The Internal Revenue Service did not always respond with accurate, timely information to requests from law enforcement to help identity theft victims, according to a new report.

The report, from the Treasury Inspector General for Tax Administration, found a number of problems with a new program that is supposed to allow the IRS to share the tax information of identity theft victims with state and local law enforcement agencies. The IRS’s Law Enforcement Assistance Program, also known as LEAP, began as a pilot program in Florida in 2012 and later expanded the following year to help law enforcement officers across the country get the tax data they needed to investigate and prosecute cases of identity theft.

Law enforcement officers use Form 8821-A, IRS Disclosure Authorization for Victims of Identity Theft, to obtain consent from an identity theft victim to request tax return information from the IRS.

For the new report, TIGTA reviewed whether requests for tax return data under the LEAP are processed on a timely, accurate and secure basis. TIGTA reviewed a statistically valid sample of 194 of 2,481 Forms 8821-A that were processed between Jan. 3, 2013 and Sept. 27, 2013. Of these, 39 requests had been rejected and another four did not have the date that the information was mailed to the law enforcement officer.

Of the remaining 151 requests, 88 requests (58 percent) were not processed within the required 10 business days.

The report found that the IRS did not always maintain documentation of tax return information provided to law enforcement officers, and requests for tax return information were not always accurately worked on by IRS employees. Of the 39 requests that the IRS rejected, eight of them (that is, 21 percent) should not have been rejected, according to TIGTA. Most requests were erroneously rejected because the IRS assistors incorrectly concluded that a tax return associated with the identity theft victim was not filed.

The IRS’s quality reviews usually check to ensure that all actions and required research are performed. However, because IRS management had not established requirements for assistors to use a computer research command code, the quality reviews did not check to ensure that this research was completed.

In addition, 11 of the 155 requests (that is, 7 percent) for which the IRS provided the law enforcement officer with tax return information were invalid or incomplete and should not have been processed due to the risk of unauthorized disclosure, according to the report.

Finally, TIGTA noted, the IRS has not established an outreach strategy to increase awareness of the LEAP and the benefits provided by the program to both identity theft victims and law enforcement.

“Tax-related identity theft continues to be one of the most serious challenges facing the federal system of tax administration,” said TIGTA Inspector General J. Russell George in a statement. "It is incumbent upon the Internal Revenue Service to fully use all available tools in the fight against this fraudulent activity.”

TIGTA recommended that the IRS develop processes and procedures to ensure that requests for assistance are timely and accurately processed.

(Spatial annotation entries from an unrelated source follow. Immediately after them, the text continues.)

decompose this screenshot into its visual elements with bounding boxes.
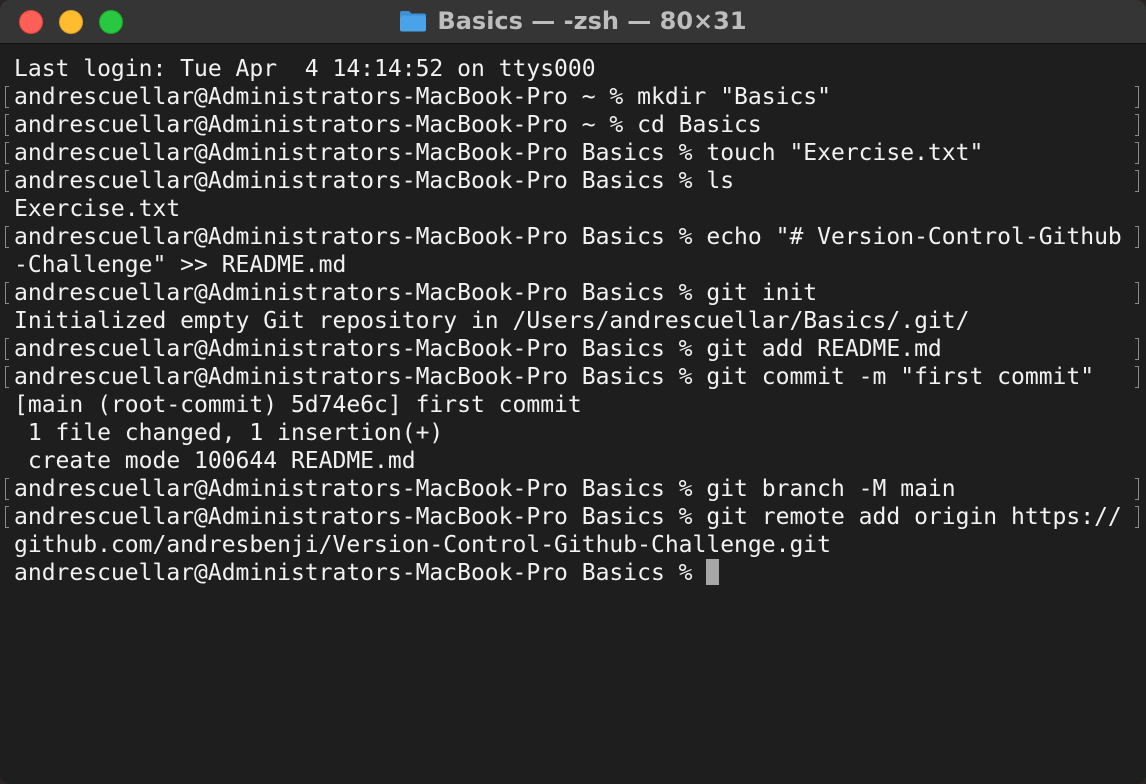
command-mark-left [5, 86, 9, 108]
terminal-line: [main (root-commit) 5d74e6c] first commi… [0, 391, 1146, 419]
text-cursor [706, 559, 720, 585]
terminal-line: andrescuellar@Administrators-MacBook-Pro… [0, 475, 1146, 503]
prompt-line: andrescuellar@Administrators-MacBook-Pro… [0, 559, 1146, 587]
terminal-line-text: github.com/andresbenji/Version-Control-G… [14, 532, 831, 558]
terminal-line: Initialized empty Git repository in /Use… [0, 307, 1146, 335]
terminal-line-text: andrescuellar@Administrators-MacBook-Pro… [14, 504, 1122, 530]
command-mark-right [1135, 114, 1139, 136]
terminal-line-text: Initialized empty Git repository in /Use… [14, 308, 970, 334]
command-mark-left [5, 506, 9, 528]
terminal-line: andrescuellar@Administrators-MacBook-Pro… [0, 83, 1146, 111]
command-mark-left [5, 114, 9, 136]
terminal-line: andrescuellar@Administrators-MacBook-Pro… [0, 363, 1146, 391]
terminal-line: github.com/andresbenji/Version-Control-G… [0, 531, 1146, 559]
terminal-line-text: Exercise.txt [14, 196, 181, 222]
title-bar[interactable]: Basics — -zsh — 80×31 [0, 0, 1146, 44]
terminal-line: andrescuellar@Administrators-MacBook-Pro… [0, 111, 1146, 139]
command-mark-right [1135, 86, 1139, 108]
terminal-line-text: andrescuellar@Administrators-MacBook-Pro… [14, 336, 942, 362]
folder-icon [400, 11, 427, 32]
prompt-text: andrescuellar@Administrators-MacBook-Pro… [14, 560, 707, 586]
terminal-line: Last login: Tue Apr 4 14:14:52 on ttys00… [0, 55, 1146, 83]
command-mark-left [5, 338, 9, 360]
command-mark-left [5, 366, 9, 388]
terminal-line-text: andrescuellar@Administrators-MacBook-Pro… [14, 140, 984, 166]
terminal-line-text: andrescuellar@Administrators-MacBook-Pro… [14, 476, 956, 502]
terminal-line-text: andrescuellar@Administrators-MacBook-Pro… [14, 224, 1122, 250]
terminal-line-text: create mode 100644 README.md [14, 448, 416, 474]
terminal-line-text: andrescuellar@Administrators-MacBook-Pro… [14, 364, 1095, 390]
terminal-line: 1 file changed, 1 insertion(+) [0, 419, 1146, 447]
terminal-line-text: Last login: Tue Apr 4 14:14:52 on ttys00… [14, 56, 596, 82]
window-title-area: Basics — -zsh — 80×31 [0, 0, 1146, 42]
terminal-line-text: andrescuellar@Administrators-MacBook-Pro… [14, 112, 762, 138]
command-mark-left [5, 142, 9, 164]
terminal-line-text: [main (root-commit) 5d74e6c] first commi… [14, 392, 582, 418]
command-mark-right [1135, 506, 1139, 528]
terminal-line-text: andrescuellar@Administrators-MacBook-Pro… [14, 280, 818, 306]
terminal-line: andrescuellar@Administrators-MacBook-Pro… [0, 139, 1146, 167]
window-title: Basics — -zsh — 80×31 [437, 7, 747, 35]
command-mark-left [5, 226, 9, 248]
terminal-line: andrescuellar@Administrators-MacBook-Pro… [0, 503, 1146, 531]
terminal-line-text: andrescuellar@Administrators-MacBook-Pro… [14, 168, 735, 194]
terminal-line-text: -Challenge" >> README.md [14, 252, 347, 278]
command-mark-right [1135, 142, 1139, 164]
terminal-line: Exercise.txt [0, 195, 1146, 223]
terminal-line: -Challenge" >> README.md [0, 251, 1146, 279]
terminal-line-text: andrescuellar@Administrators-MacBook-Pro… [14, 84, 831, 110]
command-mark-right [1135, 226, 1139, 248]
terminal-window: Basics — -zsh — 80×31 Last login: Tue Ap… [0, 0, 1146, 784]
terminal-line: andrescuellar@Administrators-MacBook-Pro… [0, 279, 1146, 307]
command-mark-left [5, 282, 9, 304]
terminal-line-text: 1 file changed, 1 insertion(+) [14, 420, 444, 446]
terminal-line: create mode 100644 README.md [0, 447, 1146, 475]
command-mark-left [5, 170, 9, 192]
command-mark-right [1135, 170, 1139, 192]
terminal-line: andrescuellar@Administrators-MacBook-Pro… [0, 223, 1146, 251]
terminal-line: andrescuellar@Administrators-MacBook-Pro… [0, 335, 1146, 363]
command-mark-right [1135, 478, 1139, 500]
command-mark-right [1135, 282, 1139, 304]
terminal-output[interactable]: Last login: Tue Apr 4 14:14:52 on ttys00… [0, 44, 1146, 784]
terminal-line: andrescuellar@Administrators-MacBook-Pro… [0, 167, 1146, 195]
command-mark-left [5, 478, 9, 500]
command-mark-right [1135, 338, 1139, 360]
command-mark-right [1135, 366, 1139, 388]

In addition, TIGTA said the IRS should review the LEAP database to ensure the information is accurate and complete, and ensure that prescreening procedures are effective in rejecting requests that have missing, incomplete or altered information. Further, the report suggested that IRS Criminal Investigation should develop a LEAP outreach strategy that details specific actions to promote and expand participation in the program.

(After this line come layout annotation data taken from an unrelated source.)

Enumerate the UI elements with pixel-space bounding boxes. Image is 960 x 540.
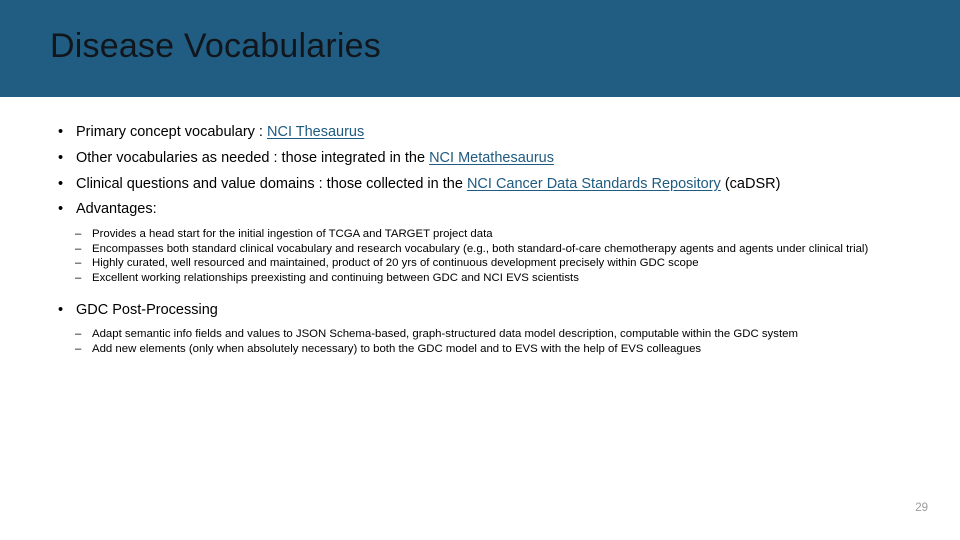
bullet-item-advantages: • Advantages: [0,197,960,223]
bullet-glyph-icon: • [58,124,64,140]
link-nci-thesaurus[interactable]: NCI Thesaurus [267,124,364,140]
bullet-text: GDC Post-Processing [76,301,218,318]
sub-bullet-item: – Add new elements (only when absolutely… [0,342,960,357]
bullet-text: Other vocabularies as needed : those int… [76,150,554,166]
page-number: 29 [915,502,928,514]
bullet-item-gdc-post-processing: • GDC Post-Processing [0,298,960,324]
bullet-text-plain: Primary concept vocabulary : [76,124,267,140]
bullet-text: Advantages: [76,201,157,218]
dash-glyph-icon: – [75,342,82,355]
slide-body: • Primary concept vocabulary : NCI Thesa… [0,97,960,540]
bullet-glyph-icon: • [58,201,64,218]
dash-glyph-icon: – [75,242,82,255]
bullet-glyph-icon: • [58,149,64,166]
bullet-glyph-icon: • [58,175,64,192]
dash-glyph-icon: – [75,228,82,241]
sub-bullet-item: – Provides a head start for the initial … [0,227,960,242]
title-banner: Disease Vocabularies [0,0,960,97]
sub-bullet-item: – Adapt semantic info fields and values … [0,327,960,342]
sub-bullet-item: – Highly curated, well resourced and mai… [0,256,960,271]
link-nci-metathesaurus[interactable]: NCI Metathesaurus [429,150,554,166]
advantages-subbullet-list: – Provides a head start for the initial … [0,227,960,285]
sub-bullet-text: Adapt semantic info fields and values to… [92,328,798,341]
bullet-text-plain: Other vocabularies as needed : those int… [76,149,430,166]
dash-glyph-icon: – [75,328,82,341]
sub-bullet-text: Highly curated, well resourced and maint… [92,257,699,270]
sub-bullet-text: Provides a head start for the initial in… [92,228,493,241]
bullet-text: Clinical questions and value domains : t… [76,176,780,192]
bullet-text-plain: Clinical questions and value domains : t… [76,175,467,192]
sub-bullet-item: – Excellent working relationships preexi… [0,271,960,286]
dash-glyph-icon: – [75,271,82,284]
page-title: Disease Vocabularies [50,27,381,65]
sub-bullet-text: Encompasses both standard clinical vocab… [92,242,869,255]
bullet-item-clinical-questions: • Clinical questions and value domains :… [0,172,960,198]
bullet-text: Primary concept vocabulary : NCI Thesaur… [76,124,364,140]
postprocessing-subbullet-list: – Adapt semantic info fields and values … [0,327,960,356]
sub-bullet-item: – Encompasses both standard clinical voc… [0,242,960,257]
bullet-glyph-icon: • [58,301,64,318]
bullet-item-other-vocabularies: • Other vocabularies as needed : those i… [0,146,960,172]
dash-glyph-icon: – [75,257,82,270]
sub-bullet-text: Add new elements (only when absolutely n… [92,342,702,355]
sub-bullet-text: Excellent working relationships preexist… [92,271,579,284]
bullet-item-primary-concept-vocabulary: • Primary concept vocabulary : NCI Thesa… [0,120,960,146]
link-nci-cancer-data-standards-repository[interactable]: NCI Cancer Data Standards Repository [467,176,721,192]
bullet-text-suffix: (caDSR) [720,175,781,192]
slide: Disease Vocabularies • Primary concept v… [0,0,960,540]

The IRS agreed with all six recommendations and said it plans to take the appropriate actions. “As the threat of identity theft and its impact on victims has continued to grow, we recognize the importance of ensuring the LEAP services requests by law enforcement officials are processed in a timely, accurate and secure manner,” wrote Debra Holland, commissioner of the IRS’s Wage and Investment Division, in response to the report. “We are also addressing report findings that some requests were not processed within established timeframes and accuracy guidelines by evaluating our quality review procedures, enhancing procedural guidance, and improving instructions to employees and managers that reinforce the importance of timely and accurate service delivery.”

She added that the IRS has already taken several actions, including consolidating the separate request-tracking report databases into a single system, revising its guidance on the processing of Form 8821-A, and creating a new form to provide more detailed information to law enforcement officials when requests for tax information are rejected.